■ “SUJE-SE GORDO” é um conto pouco comentado de Machado de Assis. Nele, o narrador recorda um caso enigmático, que lhe ocorreu ao participar de um júri. Conheceu então Lopes, “um dos jurados do Conselho”. Jurado inclemente com um réu “acusado de haver furtado certa quantia, não grande, antes pequena”. O veredicto de Lopes vale por um estilo de vida: “Tudo por uma miséria, duzentos mil-réis! Suje-se gordo! Quer sujar-se? Suje-se gordo!”.
■ O advogado de Aécio Neves esclareceu ao Supremo Tribunal Federal que o senador “não pode para fins processuais penais ser tratado como um funcionário público qualquer”.
■ Lopes tinha uma filosofia peculiar: “A ninguém cabia sujar-se por quatro patacas. Quer sujar-se? Suje-se gordo!”. Máxima dos que se julgam acima da lei. Reformulo o provérbio: o que faz o ladrão não é a ocasião, mas a soma desviada. Digamos: aquém de 2 milhões, sem dúvida culpado; além dessa quantia, por certo inimputável.
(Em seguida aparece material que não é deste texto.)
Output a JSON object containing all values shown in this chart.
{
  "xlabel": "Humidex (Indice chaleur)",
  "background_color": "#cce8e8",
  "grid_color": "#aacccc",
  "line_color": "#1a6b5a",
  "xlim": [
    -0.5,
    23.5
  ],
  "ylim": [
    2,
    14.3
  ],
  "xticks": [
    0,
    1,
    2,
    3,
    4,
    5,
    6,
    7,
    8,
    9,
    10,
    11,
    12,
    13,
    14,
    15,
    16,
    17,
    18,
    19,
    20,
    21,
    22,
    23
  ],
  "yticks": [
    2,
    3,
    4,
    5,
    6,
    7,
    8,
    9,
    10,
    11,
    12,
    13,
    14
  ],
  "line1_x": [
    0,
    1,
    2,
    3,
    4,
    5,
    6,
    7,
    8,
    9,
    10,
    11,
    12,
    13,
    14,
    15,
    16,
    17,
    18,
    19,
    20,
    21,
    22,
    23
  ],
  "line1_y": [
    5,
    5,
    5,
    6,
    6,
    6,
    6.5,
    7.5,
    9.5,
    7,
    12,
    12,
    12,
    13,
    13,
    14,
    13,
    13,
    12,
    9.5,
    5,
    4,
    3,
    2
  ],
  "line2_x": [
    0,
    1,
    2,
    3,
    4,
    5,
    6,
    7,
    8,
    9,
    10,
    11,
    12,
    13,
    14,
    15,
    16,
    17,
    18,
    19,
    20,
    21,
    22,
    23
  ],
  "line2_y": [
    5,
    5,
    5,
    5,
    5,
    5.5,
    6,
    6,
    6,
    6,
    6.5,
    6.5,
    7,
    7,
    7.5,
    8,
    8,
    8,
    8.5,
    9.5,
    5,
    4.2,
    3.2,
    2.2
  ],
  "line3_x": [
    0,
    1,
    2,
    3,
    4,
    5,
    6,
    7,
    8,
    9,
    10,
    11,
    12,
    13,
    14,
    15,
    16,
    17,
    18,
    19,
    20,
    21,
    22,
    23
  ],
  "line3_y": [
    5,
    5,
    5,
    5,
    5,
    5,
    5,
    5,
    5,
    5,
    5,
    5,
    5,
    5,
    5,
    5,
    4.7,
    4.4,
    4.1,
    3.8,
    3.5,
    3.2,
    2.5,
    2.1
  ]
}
■ No romance de Manuel Antônio de Almeida, Memórias de um Sargento de Milícias, as palavras empenho e favor são sinônimos inquietantes, antecipando o jeitinho e o pistolão, no vocabulário nosso de cada dia. Dois personagens se destacam: pai e filho, ambos Leonardo; o progenitor, mais conhecido pela alcunha de Pataca, isto é, a pratinha que recebia para cumprir seu encargo de meirinho. Ou, pelo contrário, as patacas que recebia para se esquecer de notificar futuros réus… Personagem-sintoma! O ofício e o vício como duas faces da mesma moeda — literalmente.
■ O Senado da República acabou de derrubar decisão do Supremo Tribunal Federal que afastou Aécio Neves do exercício de seu mandato. Partidário laborioso da “Lei de Lopes”, o senador mereceu dos pares os maiores elogios, inclusive pela proverbial prudência mineira. Na hora de escolher a pessoa que receberia a desinteressada ajuda do empresário reconhecido pelo invejável domínio do vernáculo, o senador foi solidário consigo próprio: “Tem que ser um que a gente mata ele antes de fazer delação. Vai ser o Fred com um cara seu”.
■ Num instante de transe, quando as travessuras do Leonardo ameaçaram o destino do adorável malandro, sua comadre buscou o temível Major Vidigal, personagem do tempo de dom João VI. Ela intercedeu a favor do afilhado, mas, para vender caro seu peixe, o major indagou com malícia: “Bem sei, mas a lei?”. Rápida no gatilho, a mulher venceu o duelo com desassossego: “Ora a lei… o que é a lei, se o Sr. major quiser?”.
■ Ora, a lei… Afinal, se o Supremo Tribunal Federal deixa de ser a última palavra, a jurisprudência da comadre tornar-se-á cláusula pétrea. Pois é: tornar-se-á. Ou: já se tornou?
■ Em tempo: Fred se chama Frederico Pacheco de Medeiros. Ele é primo do senador Aécio Neves.
■ Ainda: o querido Lopes também foi levado ao tribunal, suspeito de “um desvio de cento e dez contos de réis”. Foi absolvido — naturalmente.
■ Em poucas palavras, todo um universo (atual): “Quer sujar-se? Suje-se gordo!”.